The advertisement in the Tribune for the film is oddly laughable compared to the typical Hollywood hype of today. The theater, rather than the film, was the focus of the selling.
“This extraordinary production will be presented in addition to our regular program at admission prices less than charged in Kansas City or Topeka. there is nothing too good for Great Bend,” it reads. “That is why we book big city productions for Elite patrons.”
The Elite was located on the 2000 block of Lakin, in a building that would later become the Masonic Hall, and today is where Great Bend Coffee is located.
Call for musicians
City bands were all the rage back in the early part of the 20th century. But according to Joe Boley, current Great Bend City Band member, the city has had several bands, and for a few years, Great Bend had been without one.

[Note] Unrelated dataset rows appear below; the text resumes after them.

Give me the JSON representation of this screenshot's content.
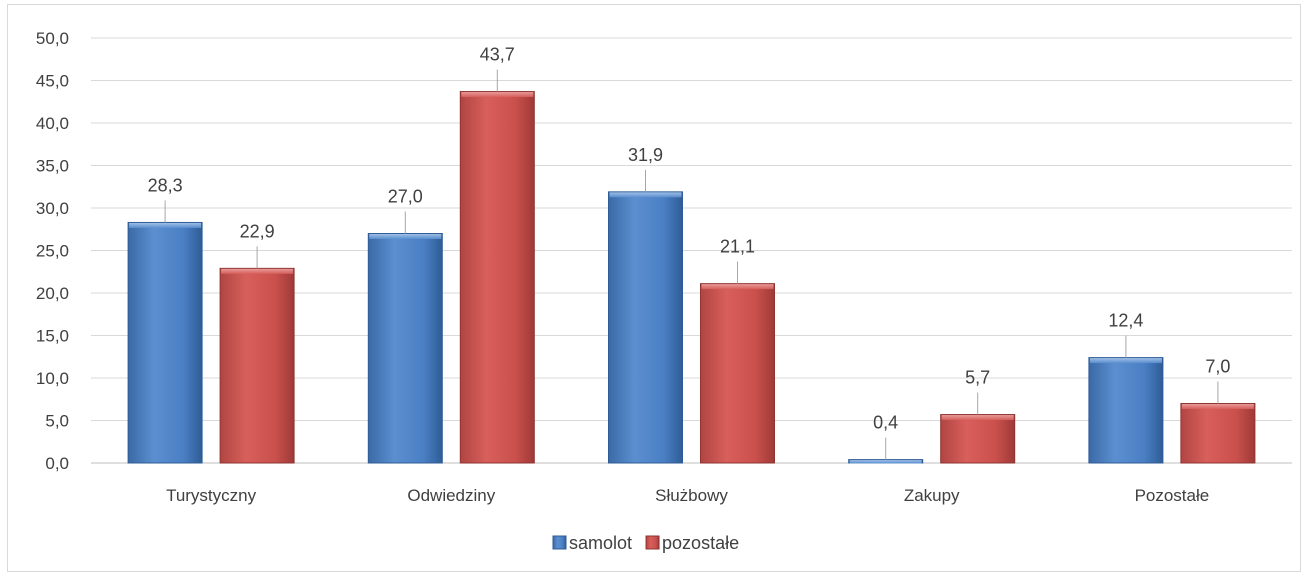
{
  "chart_data": {
    "type": "bar",
    "categories": [
      "Turystyczny",
      "Odwiedziny",
      "Służbowy",
      "Zakupy",
      "Pozostałe"
    ],
    "series": [
      {
        "name": "samolot",
        "values": [
          28.3,
          27.0,
          31.9,
          0.4,
          12.4
        ],
        "labels": [
          "28,3",
          "27,0",
          "31,9",
          "0,4",
          "12,4"
        ],
        "color": "#4f81bd"
      },
      {
        "name": "pozostałe",
        "values": [
          22.9,
          43.7,
          21.1,
          5.7,
          7.0
        ],
        "labels": [
          "22,9",
          "43,7",
          "21,1",
          "5,7",
          "7,0"
        ],
        "color": "#c0504d"
      }
    ],
    "ylim": [
      0,
      50
    ],
    "yticks": [
      "0,0",
      "5,0",
      "10,0",
      "15,0",
      "20,0",
      "25,0",
      "30,0",
      "35,0",
      "40,0",
      "45,0",
      "50,0"
    ],
    "ytick_step": 5,
    "grid": true,
    "legend_position": "bottom",
    "title": "",
    "xlabel": "",
    "ylabel": ""
  }
}
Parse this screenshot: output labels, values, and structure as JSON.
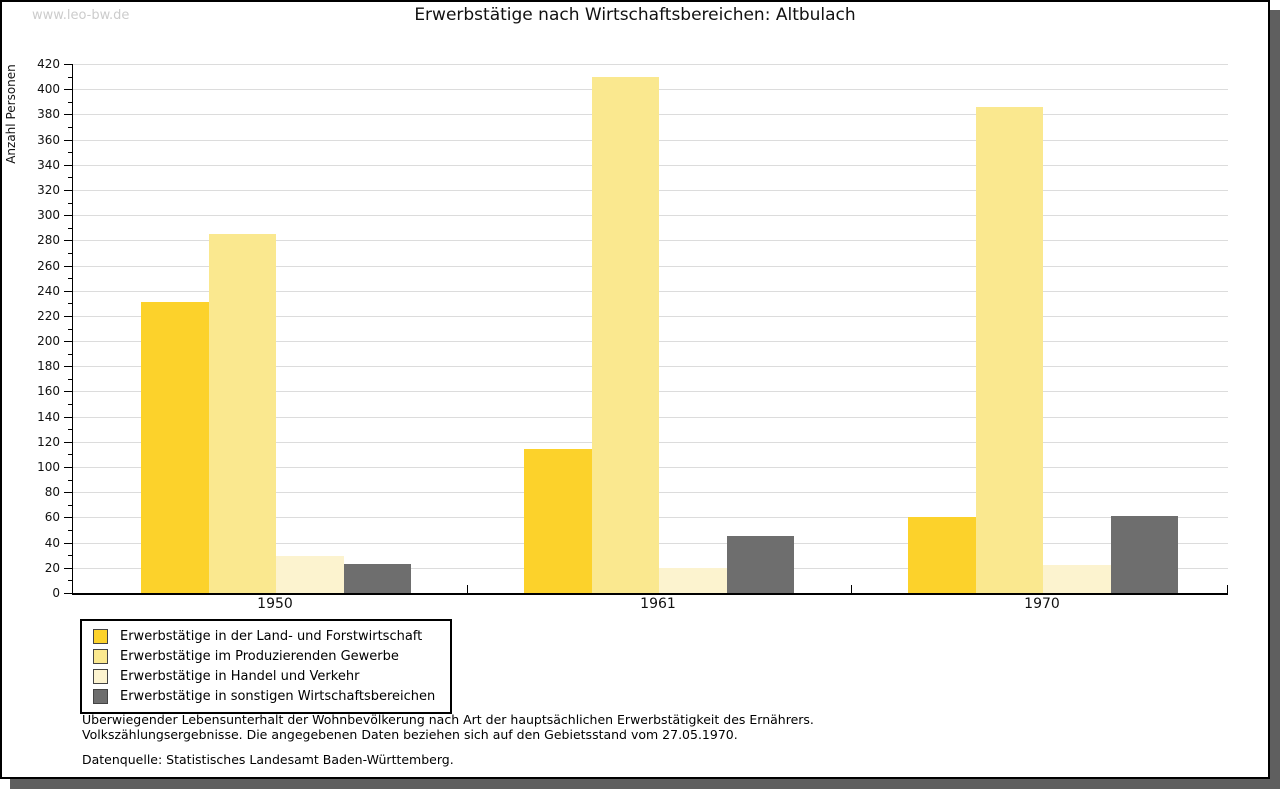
{
  "watermark": "www.leo-bw.de",
  "title": "Erwerbstätige nach Wirtschaftsbereichen: Altbulach",
  "chart_data": {
    "type": "bar",
    "title": "Erwerbstätige nach Wirtschaftsbereichen: Altbulach",
    "xlabel": "",
    "ylabel": "Anzahl Personen",
    "categories": [
      "1950",
      "1961",
      "1970"
    ],
    "series": [
      {
        "name": "Erwerbstätige in der Land- und Forstwirtschaft",
        "color": "#FCD22B",
        "values": [
          231,
          114,
          60
        ]
      },
      {
        "name": "Erwerbstätige im Produzierenden Gewerbe",
        "color": "#FAE88F",
        "values": [
          285,
          410,
          386
        ]
      },
      {
        "name": "Erwerbstätige in Handel und Verkehr",
        "color": "#FCF3CF",
        "values": [
          29,
          20,
          22
        ]
      },
      {
        "name": "Erwerbstätige in sonstigen Wirtschaftsbereichen",
        "color": "#6E6E6E",
        "values": [
          23,
          45,
          61
        ]
      }
    ],
    "ylim": [
      0,
      420
    ],
    "ytick_step": 20,
    "ytick_minor_step": 10,
    "grid": true,
    "legend_position": "bottom-left"
  },
  "footnotes": {
    "line1": "Überwiegender Lebensunterhalt der Wohnbevölkerung nach Art der hauptsächlichen Erwerbstätigkeit des Ernährers.",
    "line2": "Volkszählungsergebnisse. Die angegebenen Daten beziehen sich auf den Gebietsstand vom 27.05.1970.",
    "source": "Datenquelle: Statistisches Landesamt Baden-Württemberg."
  },
  "colors": {
    "gridline": "#dcdcdc",
    "axis": "#000000",
    "shadow": "#5f5f5f",
    "watermark": "#cccccc"
  }
}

“The announcement of Mr. Pursel that an effort will be made to organize a band in this city will be a move in the right direction. The town has long been without an organization of this sort and there are a number of capable band men here who if they get together will make the matter a success.”
However, thanks to information obtained by Joe Boley, Great Bend, we learned the band wasn’t formed that year. Bands from Larned and Pawnee Rock came to play as a committee was appointed. Eventually, in 1915, Mr. C.W. Price, the Great Bend school band director was named director of the Great Bend city band. The new band would have 60 members. Price would also go on to organize the Ladies Orchestra in between 1915 and 1917 also. One hundred years later, weekly performances at the bandshell at Jack Kilby Square in Great Bend City Band have become a much looked-forward-to summer tradition, with youth and adult musicians meeting weekly to run through selections and perform for free Thursday nights from June through July. This year, the first performance will be Thursday, June 5, the opening of June Jaunt weekend, a new tradition enjoying its third year in 2014.
Political sell out
County Superintendent Jennie Momyer may have made several friends in Hoisington the summer of 1914, but she had Great Bend up in arms after making the decision (in as much as she had the power to) to hold the county institute in Hoisington, “...in spite of the fact that, she admits that better results and accommodations could be obtained at the county seat.”
The county institute was an annual teacher training event. In Kansas, it lasted four weeks minimum, held in each county, hosted by the county superintendent, and required for all teachers in the county. So, it’s no surprise accommodations would be of high importance.
It turns out, her decision was influenced by Hoisington businessmen who raised $50 in tuition money. Once Great Bend heard this, people raised a larger sum, but Mrs. Momyer could not convince the Hoisington businessmen to let her out of the contract, according to the newspaper editorial.
“When the point was advanced that if the normal was held away from the county seat it would be necessary to have her office closed her reply was that she needed a vacation and that is what it would be for her.”
Petitions from Claflin, Ellinwood and Pawnee Rock asking that the Normal be left at Great Bend this year as in the past were ignored. Momyer said she had also determined to have the Normal in Hoisington because it had been difficult in years past to get teachers from the northern part of the county to attend.
“There is little excuse for Miss Momyer in acting so unadvisedly nor for the Hoisington promoters of the idea. It means that n the campaign this year the candidates from Hoisington on either ticket will be assailed in other parts of the county and a town scrap and bad feeling among business men that will be a long time in healing,” the editor concluded.